Middlebury

 

Faculty Research


Prof.  Jason Arndt (Department of Psychology)

Human Memory Lab: Our lab examines the mental processes that underlie human memory. Current projects seek to understand the nature of memory errors, the influence of emotion on memory, how taking a test (as opposed to just studying) can improve long term memory, and how social processes influence memory.


Prof. Marcia Collaer (Department of Psychology)

Spatial Cognition Lab: Our research investigates factors influencing cognitive abilities, particularly spatial skills. Some issues of interest: how do people ‘pay attention’ to their environment, strategies used, the influence of stressors, the role of social influences such as stereotypes, and relationships to hormones.


Prof. Kim Cronise (Department of Psychology)

Alcohol Addiction Lab: Alcoholics begin their careers with a single drink and, in time, their consumption patterns increase dramatically. The lab investigates factors that cause alcohol dependence, focusing on tolerance, one of the consequences of repeated exposure to alcohol, which may “kick start” the addiction cycle.


Prof. Mike Dash (Department of Psychology)

 


Prof. Glen Ernstrom (Department of Biology and Neuroscience)

Molecular Neurobiology Lab: Our lab studies the molecular neurobiology of neurotransmission. Using the genetically tractable model organism the round worm Caenorhabditis elegans we investigate how neurotransmitters are loaded into synaptic vesicles and how synaptic vesicles release neurotransmitters from neurons. Our ultimate goal is to define common mechanisms of neurotransmitter loading and release that can facilitate the design of therapies for human neural disorders.


Prof. Kareem Khalifa (Department of Philosophy)

My research focuses on scientific explanation and understanding. I am currently writing a book that argues that scientific understanding is reducible to explanatory knowledge, and a series of papers challenging the ambitions and semantic assumptions of philosophical analyses of explanation. For relevant publications, read my CV.


Prof. Matt Kimble (Department of Psychology)

Clinical Psychophysiology Lab: The lab investigates the behavioral, peripheral, and central correlates of anxiety and anxiety disorders using eye tracking, event related potentials, and measures of peripheral autonomic activity.


Prof.  Clarissa Parker (Department of Psychology and Neuroscience)

Behavioral Genetics Lab: Our research examines the genes and neurobiological pathways associated with  stress, anxiety, and substance abuse using mouse models.


Prof.  Tom Root (Department of Biology)

Neurobiology Lab: My research is in zoology, physiology and neurobiology (specifically the neural control of behavior) with many different animals, but primarily invertebrates and especially arachnids and cephalopod mollusks.
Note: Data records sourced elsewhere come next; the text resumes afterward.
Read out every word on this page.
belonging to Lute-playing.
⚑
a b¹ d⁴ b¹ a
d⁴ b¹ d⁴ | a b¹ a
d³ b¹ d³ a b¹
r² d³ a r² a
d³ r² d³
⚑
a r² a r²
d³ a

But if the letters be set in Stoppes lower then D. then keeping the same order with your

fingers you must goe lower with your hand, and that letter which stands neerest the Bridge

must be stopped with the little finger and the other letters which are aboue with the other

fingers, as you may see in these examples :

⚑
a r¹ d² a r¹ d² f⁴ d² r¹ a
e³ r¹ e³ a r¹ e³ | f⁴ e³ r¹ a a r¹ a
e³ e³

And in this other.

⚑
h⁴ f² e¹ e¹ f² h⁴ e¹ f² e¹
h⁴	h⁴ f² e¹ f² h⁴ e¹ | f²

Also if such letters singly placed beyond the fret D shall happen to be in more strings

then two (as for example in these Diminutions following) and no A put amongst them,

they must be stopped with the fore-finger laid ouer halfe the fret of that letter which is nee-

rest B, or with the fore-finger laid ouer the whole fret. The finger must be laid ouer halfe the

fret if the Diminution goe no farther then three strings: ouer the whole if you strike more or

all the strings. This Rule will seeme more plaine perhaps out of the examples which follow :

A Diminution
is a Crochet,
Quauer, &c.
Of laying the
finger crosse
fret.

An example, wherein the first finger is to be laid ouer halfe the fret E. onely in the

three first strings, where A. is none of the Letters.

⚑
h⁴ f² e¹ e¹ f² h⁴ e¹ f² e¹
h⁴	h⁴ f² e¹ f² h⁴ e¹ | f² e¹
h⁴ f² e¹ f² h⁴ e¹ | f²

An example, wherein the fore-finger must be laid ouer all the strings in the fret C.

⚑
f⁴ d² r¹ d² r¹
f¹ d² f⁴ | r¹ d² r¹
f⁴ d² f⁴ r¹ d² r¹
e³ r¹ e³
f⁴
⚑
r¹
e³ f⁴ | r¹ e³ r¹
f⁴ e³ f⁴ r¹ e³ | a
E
We study an animal's senses and movements, and how those permit an animal to locomote, feed, escape or behave in other effective ways, such as in octopuses where we are currently studying how they use senses to direct exquisite and precise movements, and how they learn to make a choice and learn choices for adaptive behavior.
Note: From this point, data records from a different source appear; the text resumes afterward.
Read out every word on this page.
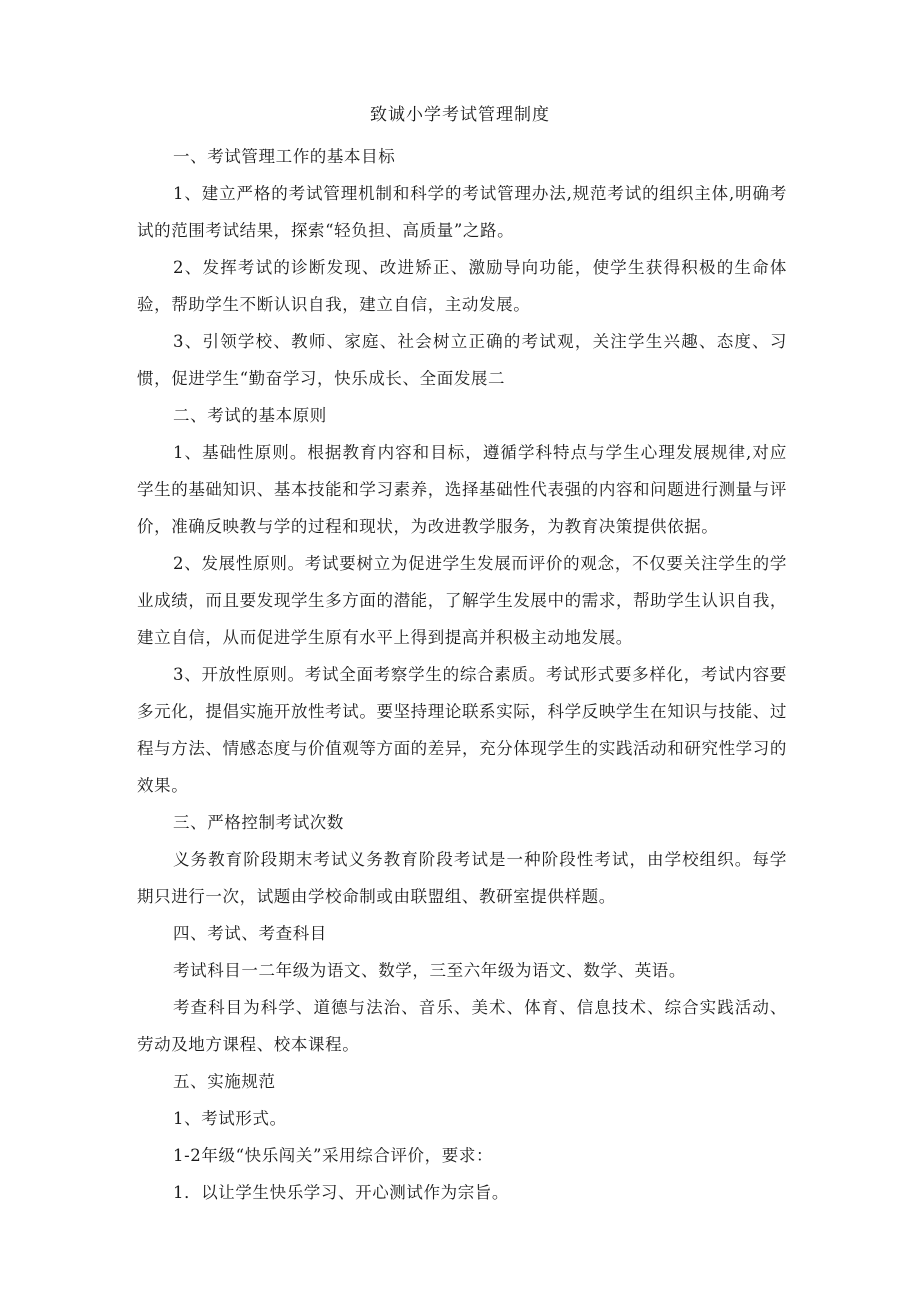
致诚小学考试管理制度

一、考试管理工作的基本目标

1、建立严格的考试管理机制和科学的考试管理办法,规范考试的组织主体,明确考试的范围考试结果，探索“轻负担、高质量”之路。

2、发挥考试的诊断发现、改进矫正、激励导向功能，使学生获得积极的生命体验，帮助学生不断认识自我，建立自信，主动发展。

3、引领学校、教师、家庭、社会树立正确的考试观，关注学生兴趣、态度、习惯，促进学生“勤奋学习，快乐成长、全面发展二

二、考试的基本原则

1、基础性原则。根据教育内容和目标，遵循学科特点与学生心理发展规律,对应学生的基础知识、基本技能和学习素养，选择基础性代表强的内容和问题进行测量与评价，准确反映教与学的过程和现状，为改进教学服务，为教育决策提供依据。

2、发展性原则。考试要树立为促进学生发展而评价的观念，不仅要关注学生的学业成绩，而且要发现学生多方面的潜能，了解学生发展中的需求，帮助学生认识自我，建立自信，从而促进学生原有水平上得到提高并积极主动地发展。

3、开放性原则。考试全面考察学生的综合素质。考试形式要多样化，考试内容要多元化，提倡实施开放性考试。要坚持理论联系实际，科学反映学生在知识与技能、过程与方法、情感态度与价值观等方面的差异，充分体现学生的实践活动和研究性学习的效果。

三、严格控制考试次数

义务教育阶段期末考试义务教育阶段考试是一种阶段性考试，由学校组织。每学期只进行一次，试题由学校命制或由联盟组、教研室提供样题。

四、考试、考查科目

考试科目一二年级为语文、数学，三至六年级为语文、数学、英语。

考查科目为科学、道德与法治、音乐、美术、体育、信息技术、综合实践活动、劳动及地方课程、校本课程。

五、实施规范

1、考试形式。

1-2年级“快乐闯关”采用综合评价，要求：

1．以让学生快乐学习、开心测试作为宗旨。
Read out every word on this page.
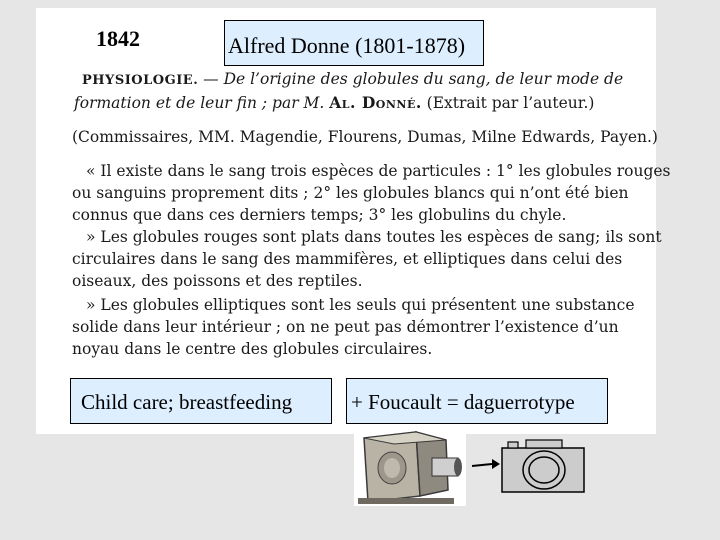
1842	Alfred Donne (1801-1878)
PHYSIOLOGIE. — De l’origine des globules du sang, de leur mode de
formation et de leur fin ; par M. Al. Donné. (Extrait par l’auteur.)
(Commissaires, MM. Magendie, Flourens, Dumas, Milne Edwards, Payen.)
« Il existe dans le sang trois espèces de particules : 1° les globules rouges
ou sanguins proprement dits ; 2° les globules blancs qui n’ont été bien
connus que dans ces derniers temps; 3° les globulins du chyle.
» Les globules rouges sont plats dans toutes les espèces de sang; ils sont
circulaires dans le sang des mammifères, et elliptiques dans celui des
oiseaux, des poissons et des reptiles.
» Les globules elliptiques sont les seuls qui présentent une substance
solide dans leur intérieur ; on ne peut pas démontrer l’existence d’un
noyau dans le centre des globules circulaires.
Child care; breastfeeding	+ Foucault = daguerrotype
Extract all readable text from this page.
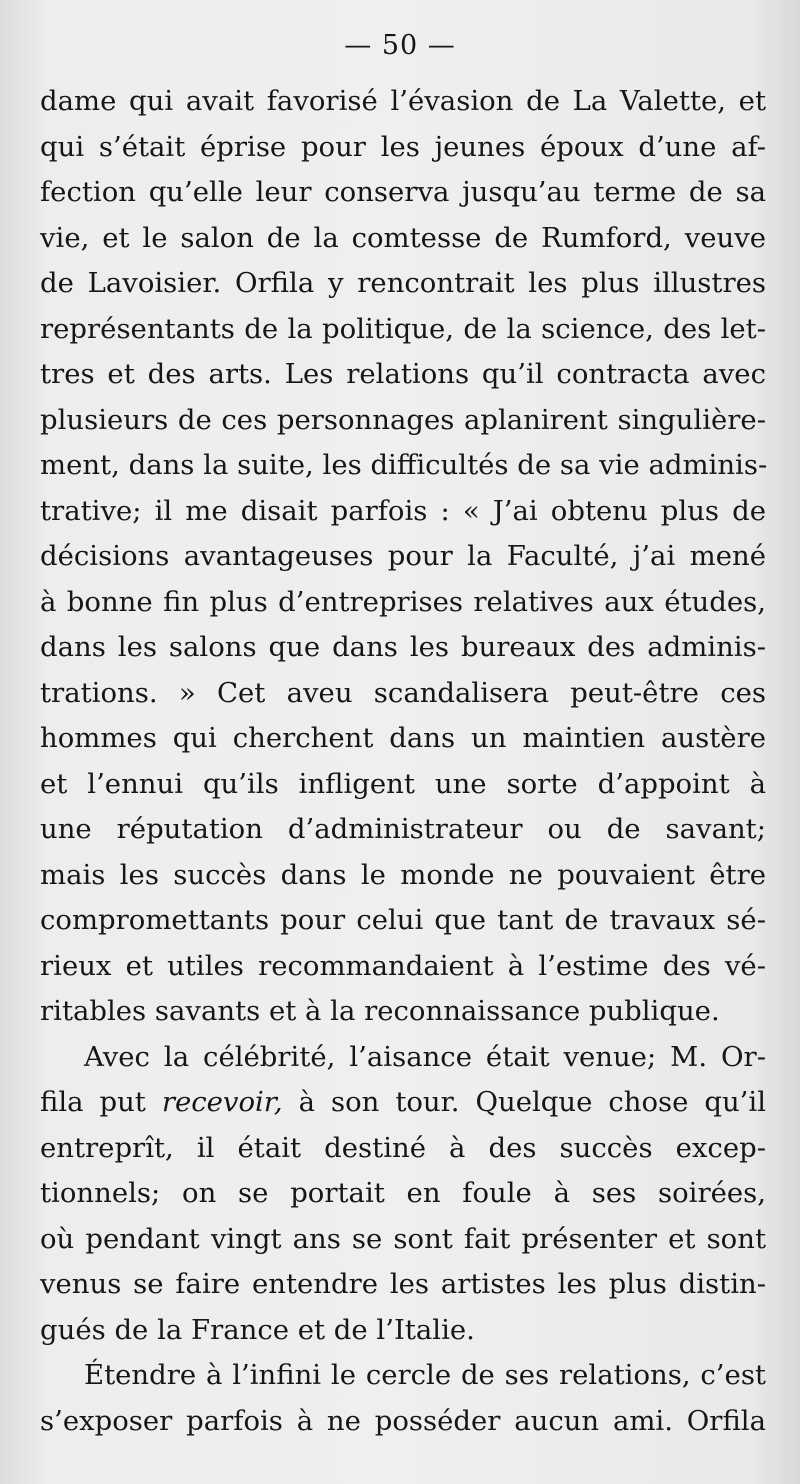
— 50 —
dame qui avait favorisé l’évasion de La Valette, et
qui s’était éprise pour les jeunes époux d’une af-
fection qu’elle leur conserva jusqu’au terme de sa
vie, et le salon de la comtesse de Rumford, veuve
de Lavoisier. Orfila y rencontrait les plus illustres
représentants de la politique, de la science, des let-
tres et des arts. Les relations qu’il contracta avec
plusieurs de ces personnages aplanirent singulière-
ment, dans la suite, les difficultés de sa vie adminis-
trative; il me disait parfois : « J’ai obtenu plus de
décisions avantageuses pour la Faculté, j’ai mené
à bonne fin plus d’entreprises relatives aux études,
dans les salons que dans les bureaux des adminis-
trations. » Cet aveu scandalisera peut-être ces
hommes qui cherchent dans un maintien austère
et l’ennui qu’ils infligent une sorte d’appoint à
une réputation d’administrateur ou de savant;
mais les succès dans le monde ne pouvaient être
compromettants pour celui que tant de travaux sé-
rieux et utiles recommandaient à l’estime des vé-
ritables savants et à la reconnaissance publique.
Avec la célébrité, l’aisance était venue; M. Or-
fila put recevoir, à son tour. Quelque chose qu’il
entreprît, il était destiné à des succès excep-
tionnels; on se portait en foule à ses soirées,
où pendant vingt ans se sont fait présenter et sont
venus se faire entendre les artistes les plus distin-
gués de la France et de l’Italie.
Étendre à l’infini le cercle de ses relations, c’est
s’exposer parfois à ne posséder aucun ami. Orfila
Prof. John Spackman (Department of Philosophy)

My current research focuses on the relation between experience and language, and in particular on recent debates about whether perceptual, religious, and aesthetic experience should be viewed as conceptual or non-conceptual. I also have a special research interest in Buddhist philosophy, and in particular on Buddhist perspectives on the relations between mind, language, and reality.


Prof.  Mark Spritzer (Department of Biology)
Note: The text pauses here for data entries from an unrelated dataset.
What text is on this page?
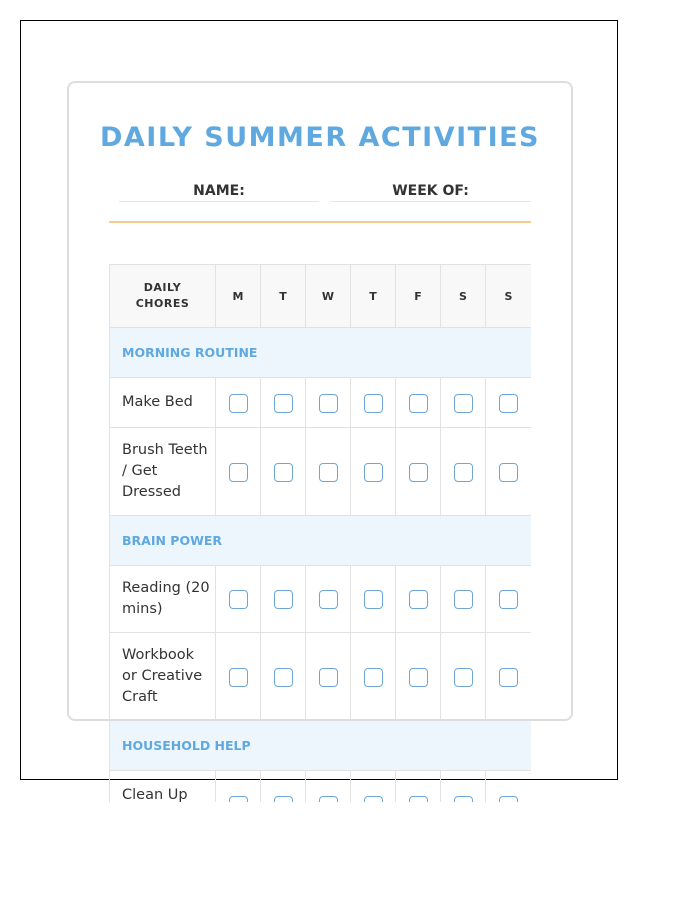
DAILY SUMMER ACTIVITIES
NAME:	WEEK OF:
DAILY
CHORES	M	T	W	T	F	S	S
MORNING ROUTINE							
Make Bed							
Brush Teeth / Get Dressed							
BRAIN POWER							
Reading (20 mins)							
Workbook or Creative Craft							
HOUSEHOLD HELP							
Clean Up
Behavioral Neuroendocrinology Lab: Our lab focuses on the effects of hormones on spatial memory and underlying neural plasticity. We are particularly interested in the role that adult neurogenesis in the formation of new memories.  We are also examining how sexual interactions and social isolation influence adult neurogenesis and associated cognitive abilities.


Prof.  Bill Waldron (Department of Religion)

My work focuses on classical Indian Buddhist theories of cognition and the role of unconscious mental processes in the construction of perception. It brings these ancient ideas into dialogue with similar perspectives in cognitive science and neuroscience.